Devices: Portable spirometer
Charvi Shetty’s (B.S.’12 BioE, M.S. ’13 UCSF biomedical imaging) efforts to build a better asthma monitoring tool recently became personal. While serving as control group during prototype testing of a new device that originated in bioengineering professor Amy Herr’s senior capstone course, her test results showed that, like millions of Americans, she too has asthma. “I’d had some problems with respiration growing up, but thought it was just normal,“ she says.
Shetty is CEO and co-founder of KNOX Medical Diagnostics, a company specializing in cloud-connected personalized care for asthmatics. Alumni Huyson Lam (B.S.’12 EECS) and Inderjit Jutla (B.S.’14 EECS/MSE) are also on the KNOX team; they too had asthma as children.

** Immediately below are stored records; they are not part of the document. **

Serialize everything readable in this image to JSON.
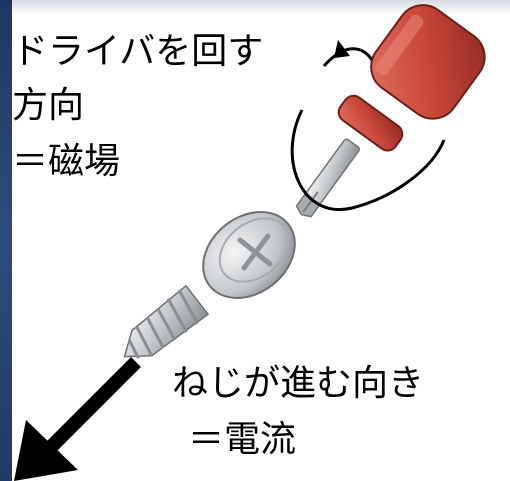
{
  "top_cut_text": "",
  "labels": {
    "rotation_line1": "ドライバを回す",
    "rotation_line2": "方向",
    "rotation_line3": "＝磁場",
    "current_line1": "ねじが進む向き",
    "current_line2": "＝電流"
  },
  "colors": {
    "handle": "#c8463a",
    "handle_dark": "#8e2a22",
    "metal": "#c9cccf",
    "arrow": "#000000",
    "background_dark": "#22395e"
  },
  "icons": {
    "screwdriver": "screwdriver-icon",
    "screw": "screw-icon",
    "rotation_arrow": "curved-rotation-arrow",
    "direction_arrow": "straight-arrow"
  }
}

According to the Centers for Disease Control, one in 12 — or about 25 million — people in the U.S. have asthma. The condition constricts breathing and can lead to life-threatening respiratory distress. Asthma disproportionately affects children: 7.1 million asthmatics are under 18, and it’s the third leading cause of hospitalizations for the 15-and-under age group. In 2008, asthma was responsible for 14.4 million lost school days and cost approximately $56 billion dollars in medical costs and lost productivity.
Asthma patients typically use self-administered peak flow meters — simple tubes to capture exhaled respiration volume, which often lead to faulty or inaccurate reporting — or a desktop spirometer, which more accurately measures breathing but requires a trip to a medical clinic.

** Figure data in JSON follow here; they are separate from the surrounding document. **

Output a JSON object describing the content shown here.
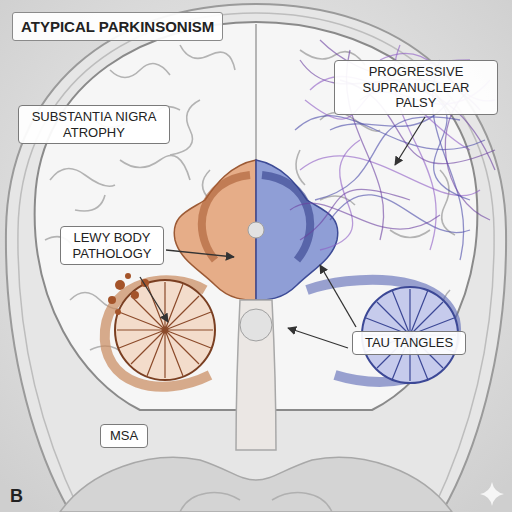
{
  "diagram": {
    "title": "ATYPICAL PARKINSONISM",
    "nodes": [
      {
        "text": [
          "PROGRESSIVE SUPRANUCLEAR PALSY"
        ]
      },
      {
        "text": [
          "SUBSTANTIA NIGRA ATROPHY"
        ]
      },
      {
        "text": [
          "LEWY BODY PATHOLOGY"
        ]
      },
      {
        "text": [
          "TAU TANGLES"
        ]
      },
      {
        "text": [
          "MSA"
        ]
      }
    ],
    "labels": [
      "B"
    ]
  }
}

Shetty and KNOX are developing a handheld device that accurately measures respiration and reports lung capacity, peak expiratory flow and flow volume loops, via the cloud by way of a mobile app, allowing physicians, parents and patients to keep tabs on frequent, reliable results. The team is developing the technology specifically for pediatric asthma patients, because that demographic has the greatest number of hospitalizations and because children have more difficulty accurately reporting symptoms.
While still in the R&D phase, the team is supported by Berkeley’s Foundry@CITRIS. Shetty is also collaborating with UCSF pulmonologists to create a measurement system and a method of standardized data reporting that will be accepted throughout the medical community.
The kind of highly accurate desktop spirometer that is commonly used to diagnose asthma can cost thousands of dollars. The KNOX team hopes that the initial price tag on their device will be around $100, or lower when mass produced.